To create the report, which was first issued in 1960, the USDA collects expenditure information for housing, food, transportation, health care, and all the other miscellaneous (and totally expensive) things parents need to provide to avoid a call from the local child welfare authorities. Back in the report’s first year, “average expenditures on a child in a middle-income, husband-wife family amounted to $25,229, or $198,560 in 2013 dollars,” write the authors.

Out of all the expenses, keeping a roof over Junior’s head is the biggest chunk of change parents face, which was also true in 1960. In 2013, housing was about 30 percent of the total cost of raising a child. Given that, it makes sense that the two most expensive areas of the nation to raise a child are in the Northeast ($282,480 to raise a child to 18) and in the urban West, places such as Los Angeles and San Francisco ($261,330 to raise a child to 18).

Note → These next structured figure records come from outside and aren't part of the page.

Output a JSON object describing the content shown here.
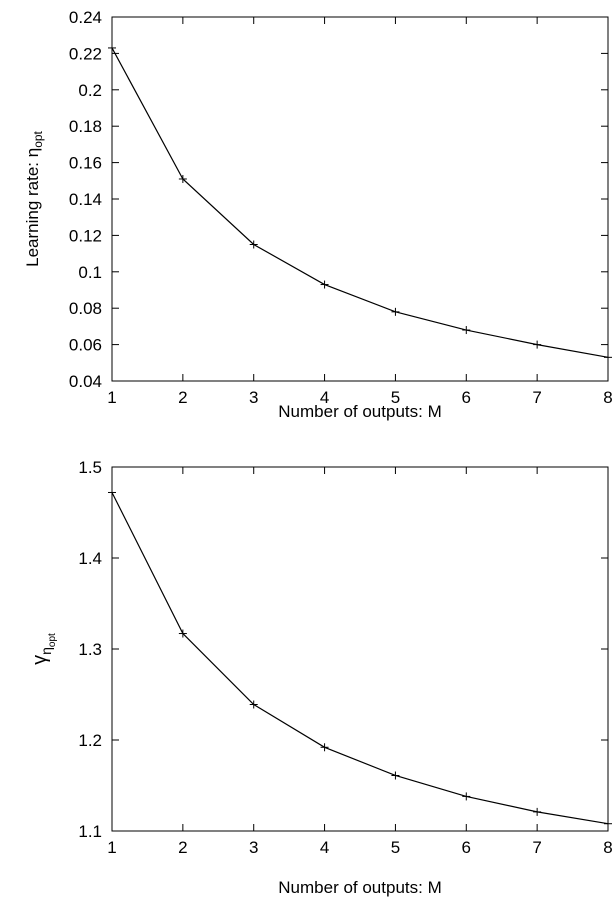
{
  "chart_data": [
    {
      "type": "line",
      "x": [
        1,
        2,
        3,
        4,
        5,
        6,
        7,
        8
      ],
      "series": [
        {
          "values": [
            0.223,
            0.151,
            0.115,
            0.093,
            0.078,
            0.068,
            0.06,
            0.053
          ]
        }
      ],
      "ylabel_main": "Learning rate: η",
      "ylabel_sub": "opt",
      "xlabel": "Number of outputs: M",
      "xlim": [
        1,
        8
      ],
      "ylim": [
        0.04,
        0.24
      ],
      "xticks": [
        1,
        2,
        3,
        4,
        5,
        6,
        7,
        8
      ],
      "yticks": [
        0.04,
        0.06,
        0.08,
        0.1,
        0.12,
        0.14,
        0.16,
        0.18,
        0.2,
        0.22,
        0.24
      ],
      "ytick_labels": [
        "0.04",
        "0.06",
        "0.08",
        "0.1",
        "0.12",
        "0.14",
        "0.16",
        "0.18",
        "0.2",
        "0.22",
        "0.24"
      ],
      "grid": false,
      "marker": "plus"
    },
    {
      "type": "line",
      "x": [
        1,
        2,
        3,
        4,
        5,
        6,
        7,
        8
      ],
      "series": [
        {
          "values": [
            1.472,
            1.317,
            1.239,
            1.192,
            1.161,
            1.138,
            1.121,
            1.108
          ]
        }
      ],
      "ylabel_main": "γ",
      "ylabel_sub": "η",
      "ylabel_subsub": "opt",
      "xlabel": "Number of outputs: M",
      "xlim": [
        1,
        8
      ],
      "ylim": [
        1.1,
        1.5
      ],
      "xticks": [
        1,
        2,
        3,
        4,
        5,
        6,
        7,
        8
      ],
      "yticks": [
        1.1,
        1.2,
        1.3,
        1.4,
        1.5
      ],
      "ytick_labels": [
        "1.1",
        "1.2",
        "1.3",
        "1.4",
        "1.5"
      ],
      "grid": false,
      "marker": "plus"
    }
  ]
}
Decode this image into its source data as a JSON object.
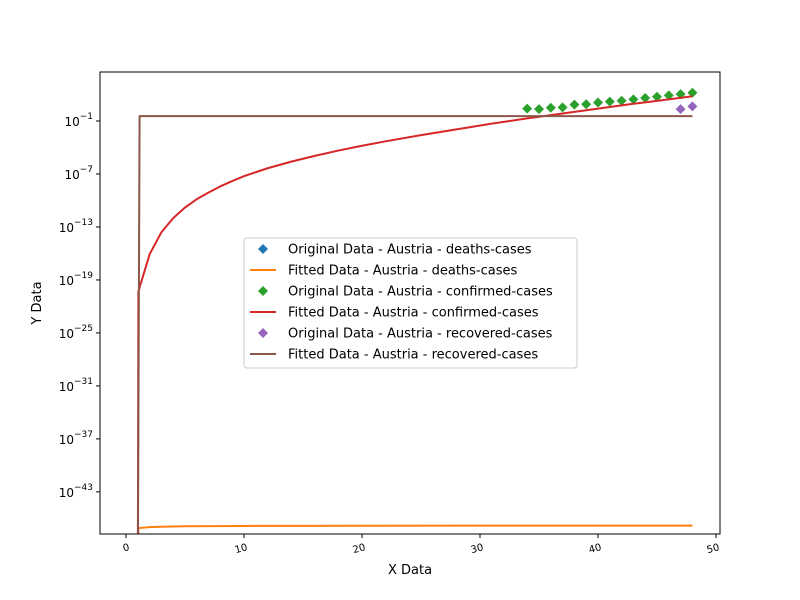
{
  "chart_data": {
    "type": "line",
    "title": "",
    "xlabel": "X Data",
    "ylabel": "Y Data",
    "xlim": [
      -2,
      49
    ],
    "ylog": true,
    "ylim_log10": [
      -48.3,
      3.6
    ],
    "grid": false,
    "legend_position": "center",
    "x_ticks": [
      0,
      10,
      20,
      30,
      40,
      50
    ],
    "y_tick_exponents": [
      -1,
      -7,
      -13,
      -19,
      -25,
      -31,
      -37,
      -43
    ],
    "series": [
      {
        "name": "Original Data - Austria - deaths-cases",
        "kind": "markers",
        "marker": "diamond",
        "color": "#1f77b4",
        "x": [],
        "log10_y": []
      },
      {
        "name": "Fitted Data - Austria - deaths-cases",
        "kind": "line",
        "color": "#ff7f0e",
        "x": [
          1,
          1.05,
          2,
          3,
          4,
          5,
          7,
          10,
          15,
          20,
          30,
          40,
          48
        ],
        "log10_y": [
          -100,
          -47.1,
          -47.0,
          -46.95,
          -46.92,
          -46.9,
          -46.88,
          -46.86,
          -46.85,
          -46.84,
          -46.83,
          -46.83,
          -46.83
        ]
      },
      {
        "name": "Original Data - Austria - confirmed-cases",
        "kind": "markers",
        "marker": "diamond",
        "color": "#2ca02c",
        "x": [
          34,
          35,
          36,
          37,
          38,
          39,
          40,
          41,
          42,
          43,
          44,
          45,
          46,
          47,
          48
        ],
        "log10_y": [
          0.4,
          0.35,
          0.5,
          0.55,
          0.85,
          0.9,
          1.1,
          1.2,
          1.3,
          1.45,
          1.6,
          1.75,
          1.9,
          2.05,
          2.2
        ]
      },
      {
        "name": "Fitted Data - Austria - confirmed-cases",
        "kind": "line",
        "color": "#d62728",
        "x": [
          1,
          1.05,
          2,
          3,
          4,
          5,
          6,
          7,
          8,
          9,
          10,
          12,
          14,
          16,
          18,
          20,
          22,
          25,
          28,
          31,
          34,
          37,
          40,
          43,
          46,
          48
        ],
        "log10_y": [
          -100,
          -20.3,
          -16.1,
          -13.6,
          -12.0,
          -10.8,
          -9.85,
          -9.1,
          -8.4,
          -7.8,
          -7.25,
          -6.35,
          -5.6,
          -4.95,
          -4.35,
          -3.8,
          -3.3,
          -2.6,
          -1.95,
          -1.3,
          -0.7,
          -0.15,
          0.4,
          0.95,
          1.45,
          1.8
        ]
      },
      {
        "name": "Original Data - Austria - recovered-cases",
        "kind": "markers",
        "marker": "diamond",
        "color": "#9467bd",
        "x": [
          47,
          48
        ],
        "log10_y": [
          0.35,
          0.65
        ]
      },
      {
        "name": "Fitted Data - Austria - recovered-cases",
        "kind": "line",
        "color": "#8c564b",
        "x": [
          1,
          1.15,
          48
        ],
        "log10_y": [
          -100,
          -0.45,
          -0.45
        ]
      }
    ]
  }
}
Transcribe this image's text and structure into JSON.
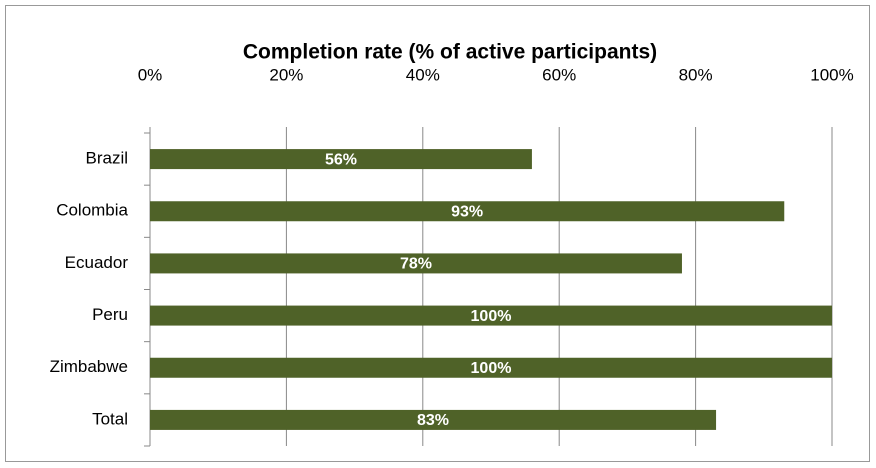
{
  "chart_data": {
    "type": "bar",
    "orientation": "horizontal",
    "title": "Completion rate (% of active participants)",
    "categories": [
      "Brazil",
      "Colombia",
      "Ecuador",
      "Peru",
      "Zimbabwe",
      "Total"
    ],
    "values": [
      56,
      93,
      78,
      100,
      100,
      83
    ],
    "value_labels": [
      "56%",
      "93%",
      "78%",
      "100%",
      "100%",
      "83%"
    ],
    "color": "#4f6228",
    "xlim": [
      0,
      100
    ],
    "xticks": [
      {
        "value": 0,
        "label": "0%"
      },
      {
        "value": 20,
        "label": "20%"
      },
      {
        "value": 40,
        "label": "40%"
      },
      {
        "value": 60,
        "label": "60%"
      },
      {
        "value": 80,
        "label": "80%"
      },
      {
        "value": 100,
        "label": "100%"
      }
    ],
    "grid": true
  }
}
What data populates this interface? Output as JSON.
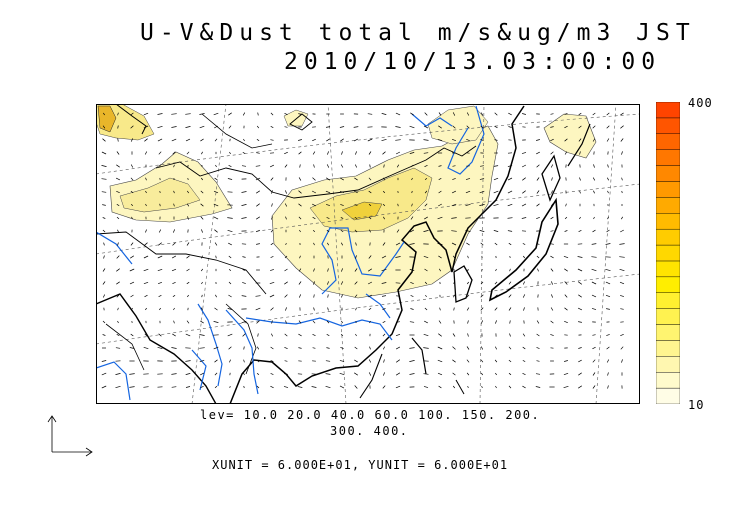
{
  "title": {
    "line1": "U-V&Dust total m/s&ug/m3 JST",
    "line2": "2010/10/13.03:00:00"
  },
  "colorbar": {
    "max_label": "400",
    "min_label": "10",
    "colors": [
      "#fffde6",
      "#fffbcc",
      "#fff7b0",
      "#fff590",
      "#fff470",
      "#fff250",
      "#fff030",
      "#ffee00",
      "#ffe400",
      "#ffd800",
      "#ffcc00",
      "#ffbb00",
      "#ffaa00",
      "#ff9900",
      "#ff8800",
      "#ff7700",
      "#ff6600",
      "#ff5500",
      "#ff4400"
    ]
  },
  "levels": {
    "line1": "lev= 10.0 20.0 40.0 60.0 100. 150. 200.",
    "line2": "300. 400."
  },
  "units_text": "XUNIT = 6.000E+01, YUNIT = 6.000E+01",
  "colors": {
    "dust_light": "#fdf6c0",
    "dust_mid": "#f8e98a",
    "dust_high": "#f0d13c",
    "river": "#1565e0",
    "coast": "#000000"
  },
  "icons": {
    "reference_vector": "reference-vector-icon"
  }
}
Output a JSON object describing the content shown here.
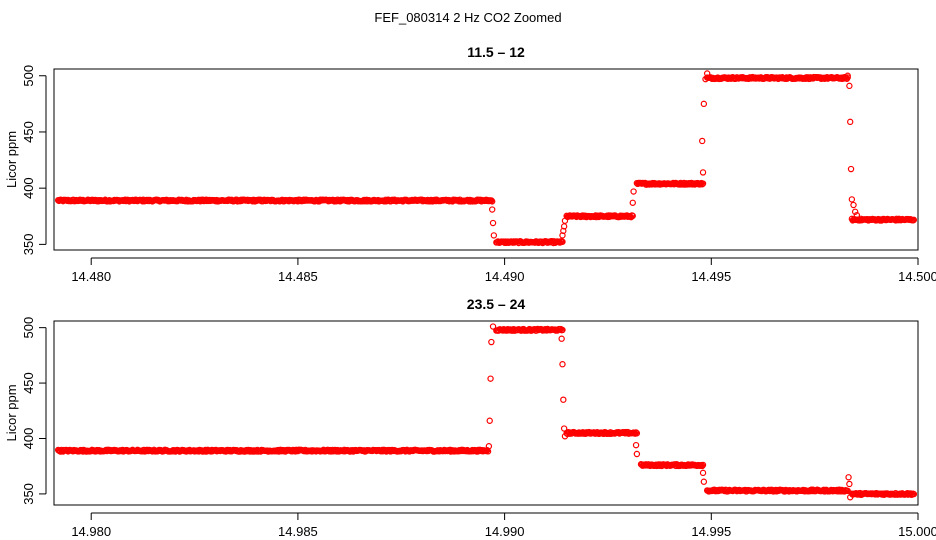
{
  "figure": {
    "title": "FEF_080314  2 Hz CO2 Zoomed"
  },
  "colors": {
    "points": "#ff0000",
    "axes": "#000000"
  },
  "chart_data": [
    {
      "type": "scatter",
      "title": "11.5 – 12",
      "xlabel": "",
      "ylabel": "Licor ppm",
      "xlim": [
        14.4791,
        14.5
      ],
      "ylim": [
        345,
        506
      ],
      "x_ticks": [
        14.48,
        14.485,
        14.49,
        14.495,
        14.5
      ],
      "x_tick_labels": [
        "14.480",
        "14.485",
        "14.490",
        "14.495",
        "14.500"
      ],
      "y_ticks": [
        350,
        400,
        450,
        500
      ],
      "y_tick_labels": [
        "350",
        "400",
        "450",
        "500"
      ],
      "segments": [
        {
          "x_start": 14.4792,
          "x_end": 14.4897,
          "y": 389
        },
        {
          "x_start": 14.4898,
          "x_end": 14.4914,
          "y": 352
        },
        {
          "x_start": 14.4915,
          "x_end": 14.4931,
          "y": 375
        },
        {
          "x_start": 14.4932,
          "x_end": 14.4948,
          "y": 404
        },
        {
          "x_start": 14.4949,
          "x_end": 14.4983,
          "y": 498
        },
        {
          "x_start": 14.4984,
          "x_end": 14.4999,
          "y": 372
        }
      ],
      "transition_points": [
        {
          "x": 14.4897,
          "y": 381
        },
        {
          "x": 14.48972,
          "y": 369
        },
        {
          "x": 14.48974,
          "y": 358
        },
        {
          "x": 14.4914,
          "y": 358
        },
        {
          "x": 14.49142,
          "y": 362
        },
        {
          "x": 14.49144,
          "y": 366
        },
        {
          "x": 14.49146,
          "y": 371
        },
        {
          "x": 14.4931,
          "y": 387
        },
        {
          "x": 14.49312,
          "y": 397
        },
        {
          "x": 14.4948,
          "y": 414
        },
        {
          "x": 14.49478,
          "y": 442
        },
        {
          "x": 14.49482,
          "y": 475
        },
        {
          "x": 14.49486,
          "y": 497
        },
        {
          "x": 14.4949,
          "y": 502
        },
        {
          "x": 14.4983,
          "y": 500
        },
        {
          "x": 14.49834,
          "y": 491
        },
        {
          "x": 14.49836,
          "y": 459
        },
        {
          "x": 14.49838,
          "y": 417
        },
        {
          "x": 14.4984,
          "y": 390
        },
        {
          "x": 14.49844,
          "y": 385
        },
        {
          "x": 14.49848,
          "y": 379
        },
        {
          "x": 14.49852,
          "y": 376
        }
      ]
    },
    {
      "type": "scatter",
      "title": "23.5 – 24",
      "xlabel": "",
      "ylabel": "Licor ppm",
      "xlim": [
        14.9791,
        15.0
      ],
      "ylim": [
        340,
        506
      ],
      "x_ticks": [
        14.98,
        14.985,
        14.99,
        14.995,
        15.0
      ],
      "x_tick_labels": [
        "14.980",
        "14.985",
        "14.990",
        "14.995",
        "15.000"
      ],
      "y_ticks": [
        350,
        400,
        450,
        500
      ],
      "y_tick_labels": [
        "350",
        "400",
        "450",
        "500"
      ],
      "segments": [
        {
          "x_start": 14.9792,
          "x_end": 14.9896,
          "y": 389
        },
        {
          "x_start": 14.9898,
          "x_end": 14.9914,
          "y": 498
        },
        {
          "x_start": 14.9915,
          "x_end": 14.9932,
          "y": 405
        },
        {
          "x_start": 14.9933,
          "x_end": 14.9948,
          "y": 376
        },
        {
          "x_start": 14.9949,
          "x_end": 14.9983,
          "y": 353
        },
        {
          "x_start": 14.9984,
          "x_end": 14.9999,
          "y": 350
        }
      ],
      "transition_points": [
        {
          "x": 14.98962,
          "y": 393
        },
        {
          "x": 14.98964,
          "y": 416
        },
        {
          "x": 14.98966,
          "y": 454
        },
        {
          "x": 14.98968,
          "y": 487
        },
        {
          "x": 14.98972,
          "y": 501
        },
        {
          "x": 14.99138,
          "y": 490
        },
        {
          "x": 14.9914,
          "y": 467
        },
        {
          "x": 14.99142,
          "y": 435
        },
        {
          "x": 14.99144,
          "y": 409
        },
        {
          "x": 14.99146,
          "y": 402
        },
        {
          "x": 14.99318,
          "y": 394
        },
        {
          "x": 14.9932,
          "y": 386
        },
        {
          "x": 14.9948,
          "y": 369
        },
        {
          "x": 14.99482,
          "y": 361
        },
        {
          "x": 14.99832,
          "y": 365
        },
        {
          "x": 14.99834,
          "y": 359
        },
        {
          "x": 14.99836,
          "y": 347
        }
      ]
    }
  ]
}
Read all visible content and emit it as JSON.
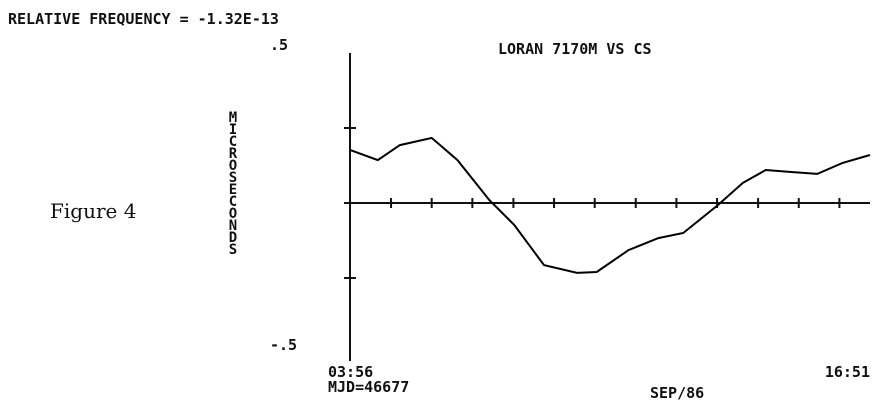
{
  "chart_data": {
    "type": "line",
    "header": "RELATIVE FREQUENCY = -1.32E-13",
    "title": "LORAN 7170M VS CS",
    "y_label": "MICROSECONDS",
    "figure_label": "Figure 4",
    "x_note": "MJD=46677",
    "x_label": "SEP/86",
    "x": [
      3.93,
      4.62,
      5.17,
      5.96,
      6.6,
      7.39,
      8.01,
      8.75,
      9.57,
      10.06,
      10.85,
      11.59,
      12.21,
      13.07,
      13.69,
      14.26,
      14.93,
      15.54,
      16.16,
      16.85
    ],
    "series": [
      {
        "color": "#000000",
        "values": [
          0.177,
          0.143,
          0.193,
          0.217,
          0.143,
          0.01,
          -0.073,
          -0.207,
          -0.233,
          -0.23,
          -0.157,
          -0.117,
          -0.1,
          -0.007,
          0.067,
          0.11,
          0.103,
          0.097,
          0.133,
          0.16
        ]
      }
    ],
    "xlim": [
      3.93,
      16.85
    ],
    "xticks": [
      {
        "value": 3.93,
        "label": "03:56"
      },
      {
        "value": 16.85,
        "label": "16:51"
      }
    ],
    "x_minor_ticks": [
      3.93,
      4.95,
      5.96,
      6.97,
      7.99,
      9.0,
      10.01,
      11.03,
      12.04,
      13.05,
      14.07,
      15.08,
      16.09
    ],
    "ylim": [
      -0.5,
      0.5
    ],
    "yticks": [
      {
        "value": 0.5,
        "label": ".5"
      },
      {
        "value": -0.5,
        "label": "-.5"
      }
    ],
    "y_minor_ticks": [
      0.25,
      0,
      -0.25
    ]
  }
}
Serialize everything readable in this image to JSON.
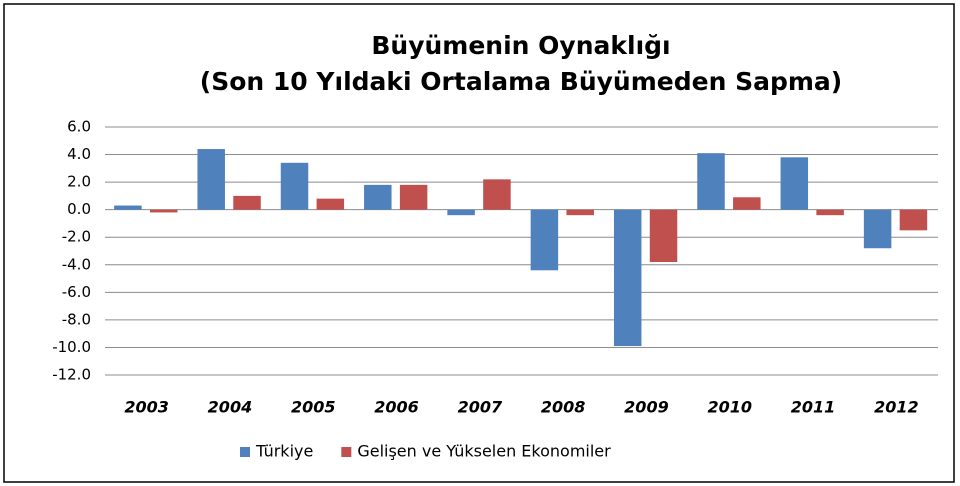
{
  "chart_data": {
    "type": "bar",
    "title": "Büyümenin Oynaklığı",
    "subtitle": "(Son 10 Yıldaki Ortalama Büyümeden Sapma)",
    "categories": [
      "2003",
      "2004",
      "2005",
      "2006",
      "2007",
      "2008",
      "2009",
      "2010",
      "2011",
      "2012"
    ],
    "series": [
      {
        "name": "Türkiye",
        "color": "#4f81bd",
        "values": [
          0.3,
          4.4,
          3.4,
          1.8,
          -0.4,
          -4.4,
          -9.9,
          4.1,
          3.8,
          -2.8
        ]
      },
      {
        "name": "Gelişen ve Yükselen Ekonomiler",
        "color": "#c0504d",
        "values": [
          -0.2,
          1.0,
          0.8,
          1.8,
          2.2,
          -0.4,
          -3.8,
          0.9,
          -0.4,
          -1.5
        ]
      }
    ],
    "ylim": [
      -12,
      6
    ],
    "yticks": [
      {
        "value": 6,
        "label": "6.0"
      },
      {
        "value": 4,
        "label": "4.0"
      },
      {
        "value": 2,
        "label": "2.0"
      },
      {
        "value": 0,
        "label": "0.0"
      },
      {
        "value": -2,
        "label": "-2.0"
      },
      {
        "value": -4,
        "label": "-4.0"
      },
      {
        "value": -6,
        "label": "-6.0"
      },
      {
        "value": -8,
        "label": "-8.0"
      },
      {
        "value": -10,
        "label": "-10.0"
      },
      {
        "value": -12,
        "label": "-12.0"
      }
    ],
    "grid": true,
    "legend": "bottom"
  }
}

"Variations by geographic region are marked when we look at housing," study author economist Mark Lino said in a statement. "The average cost of housing for a child up to age 18 is $87,840 for a middle-income family in the urban West, compared to $66,240 in the urban South, and $70,200 in the urban Midwest. It's interesting to note that other studies are showing that families are increasingly moving to these areas of the country with lower housing cost."

What’s shifted significantly since 1960 is how much Americans are paying for education and child care. In 1960, those costs were only 2 percent of a household budget. In 2013 education and child care made up 18 percent of a family’s budget, the second-largest expenditure. 

"When I was pregnant I knew daycare would be expensive," Seattle resident Britta Gidican told CNN Money. "But I didn't expect to pay two mortgages."

Gidican shells out $1,380 every month for day care for her 17-month-old son. That’s only $20 less than her mortgage payment, a reality that makes advocating for better early childhood education programs and subsidized child care even more essential.  

Does all this mean that Americans are being priced out of having kids? The USDA found that having a larger family with three or more children is more cost-efficient than just having one or two kids. With more mouths to feed, parents start to buy food in bulk and tots inherit hand-me-downs (I was a third child; I got everyone else's clothes). That said, most minimum wage workers can't afford a one-bedroom apartment, and child care and education costs just keep going up. But what the heck. Just do it. Because babies, they're so cute.